The European Union and its members are already investing more than any other country but, as is so often the case, public funds just don’t go far enough. This is why we need to create synergies here, too — between national and international development banks, but also with the private sector, making sure that we focus on what matters.

EU development finance has always been a complex issue, in particular because it happens on four levels:

  1. Globally via the World Bank, in which European countries hold a third of the capital.
  2. In Europe via the EIB — about 10% of our operations are outside the European Union.
  3. Regionally through participation in the African and Inter-American Development Banks, for example.
  4. And finally nationally via state development banks such as KfW.

Critics argue that EU aid is therefore fragmented, and not very visible or efficient.

And while it would be better if the global community could agree on common development goals that would then be supported centrally by the World Bank, the signals from China, Russia, the United States under Trump, and a number of other large states don’t paint an optimistic picture in this regard.

We need to be realistic: Europe can only represent its values and interests globally by itself. To achieve such strategic autonomy, we need bilateral financial institutions — national ones such as KfW as well as European ones.

In Europe, you, Günther, have set the bar very high. When we open our EIB development branch next year, we will be looking to KfW for guidance.

I very much hope that our institutions will maintain the open and constructive relationship we have enjoyed in recent years and continue to build upon it, as I now turn to your successor Stefan Wintel.

This is something, Günther, that I will still have to get used to. And I’m sure I’m not alone in saying it. 32 years serving an institution with 15 of them spent on the executive board — the bank must feel almost like family.

And just like in a real family, you have had to deal with countless smaller and larger crises during your time there.

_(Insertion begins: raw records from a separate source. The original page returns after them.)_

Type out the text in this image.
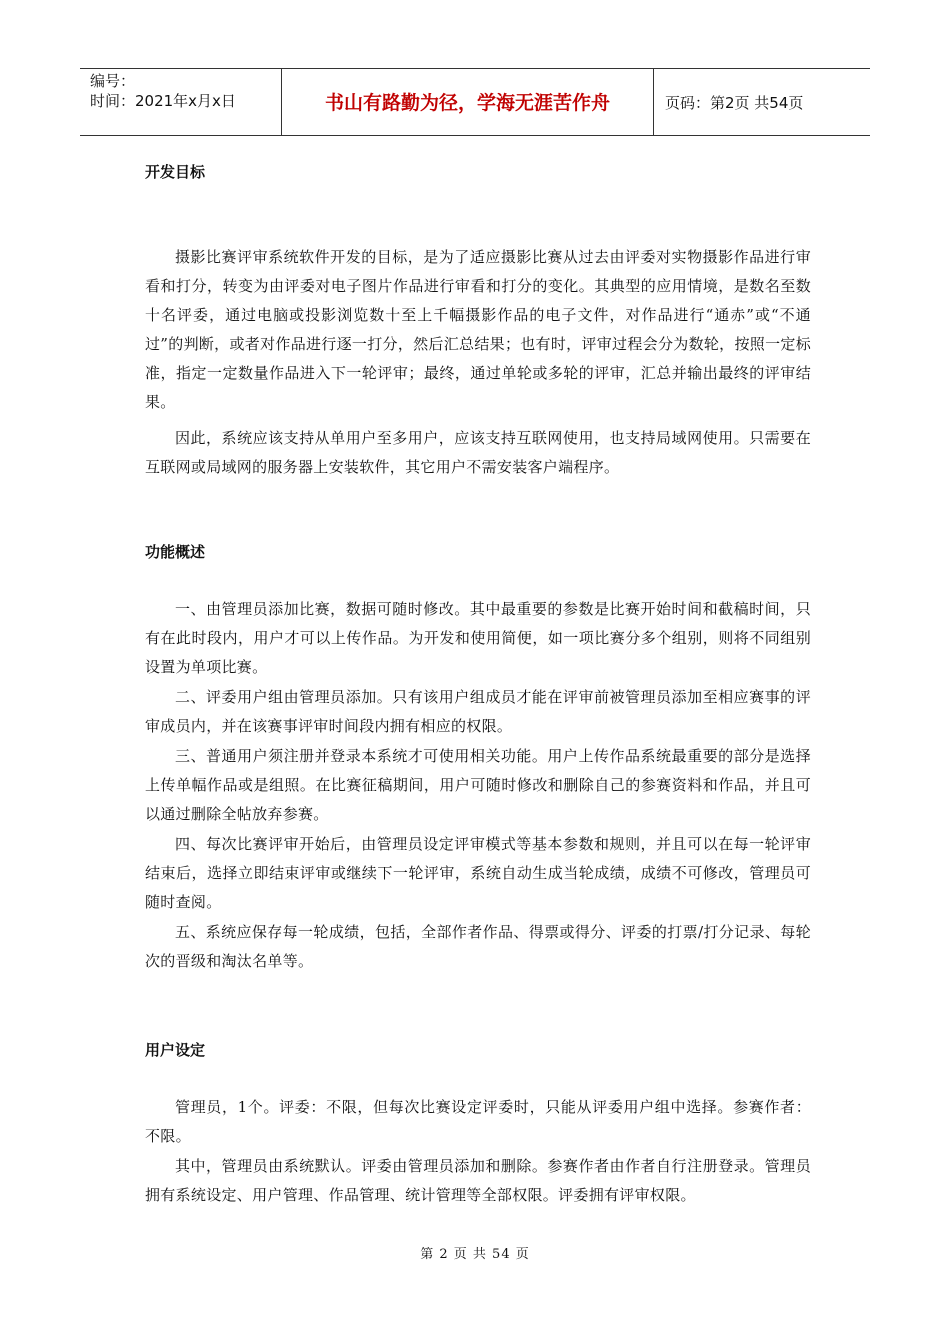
编号：
时间：2021年x月x日	书山有路勤为径，学海无涯苦作舟	页码：第2页 共54页
开发目标

摄影比赛评审系统软件开发的目标，是为了适应摄影比赛从过去由评委对实物摄影作品进行审看和打分，转变为由评委对电子图片作品进行审看和打分的变化。其典型的应用情境，是数名至数十名评委，通过电脑或投影浏览数十至上千幅摄影作品的电子文件，对作品进行“通赤”或“不通过”的判断，或者对作品进行逐一打分，然后汇总结果；也有时，评审过程会分为数轮，按照一定标准，指定一定数量作品进入下一轮评审；最终，通过单轮或多轮的评审，汇总并输出最终的评审结果。

因此，系统应该支持从单用户至多用户，应该支持互联网使用，也支持局域网使用。只需要在互联网或局域网的服务器上安装软件，其它用户不需安装客户端程序。

功能概述

一、由管理员添加比赛，数据可随时修改。其中最重要的参数是比赛开始时间和截稿时间，只有在此时段内，用户才可以上传作品。为开发和使用简便，如一项比赛分多个组别，则将不同组别设置为单项比赛。

二、评委用户组由管理员添加。只有该用户组成员才能在评审前被管理员添加至相应赛事的评审成员内，并在该赛事评审时间段内拥有相应的权限。

三、普通用户须注册并登录本系统才可使用相关功能。用户上传作品系统最重要的部分是选择上传单幅作品或是组照。在比赛征稿期间，用户可随时修改和删除自己的参赛资料和作品，并且可以通过删除全帖放弃参赛。

四、每次比赛评审开始后，由管理员设定评审模式等基本参数和规则，并且可以在每一轮评审结束后，选择立即结束评审或继续下一轮评审，系统自动生成当轮成绩，成绩不可修改，管理员可随时查阅。

五、系统应保存每一轮成绩，包括，全部作者作品、得票或得分、评委的打票/打分记录、每轮次的晋级和淘汰名单等。

用户设定

管理员，1个。评委：不限，但每次比赛设定评委时，只能从评委用户组中选择。参赛作者：不限。

其中，管理员由系统默认。评委由管理员添加和删除。参赛作者由作者自行注册登录。管理员拥有系统设定、用户管理、作品管理、统计管理等全部权限。评委拥有评审权限。

第 2 页 共 54 页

You have succeeded in doing so with a resolve that many colleagues with a less glittering career might envy, such as during the 2007 to 2008 financial crisis, when you stabilised the heavily hit industrial bank IKB so that it could be sold to a financial investor, or ten years later when, under difficult personal circumstances, you took over the helm from Ulrich Schröder, who had been ill with cancer, completing many of the tasks he was unable to in the time he had left.

Few would have thought it possible that you would be confronted with an even greater problem so close to your retirement. But we had no doubt that you would successfully handle the situation.

In an interview you once said that “there is always a way out.” This unwavering optimism sets you apart from the majority of those in high economic roles and political office, who often develop a cynical outlook.

I am glad you were proven right in the coronavirus crisis, too. Your positive, problem-solving and pragmatic nature will be missed in the banking community.

As will your ability not to take things too seriously. I was told that your rendition of “Last Christmas” at the last KfW Christmas party, for example, was definitely one for the history books.

And then there’s your Vespa, which will probably soon be considered a classic. The joy it brings you shows that the man who has pushed the modernisation of KfW more than most before him can also appreciate a grease-covered two-stroke engine from time to time.

That’s human and it’s what makes you, besides your many other qualities, a very well-liked counterpart.

Now, let me finish back where I started — in China. While many of us may now regard the country with scepticism since the outbreak of the pandemic, we would do well to take inspiration from Chinese culture, taking a different approach to how we deal with challenging situations.

In Chinese, the word “crisis” consists of two characters — one means danger, the other opportunity.

You, Günther, have always considered these two terms together throughout your long career. That’s something that KfW did well — as a “responsible bank”, it has been committed to helping the economy from the very beginning, and it has done just that.

And that is why you are quite rightly now European Banker of the Year — congratulations!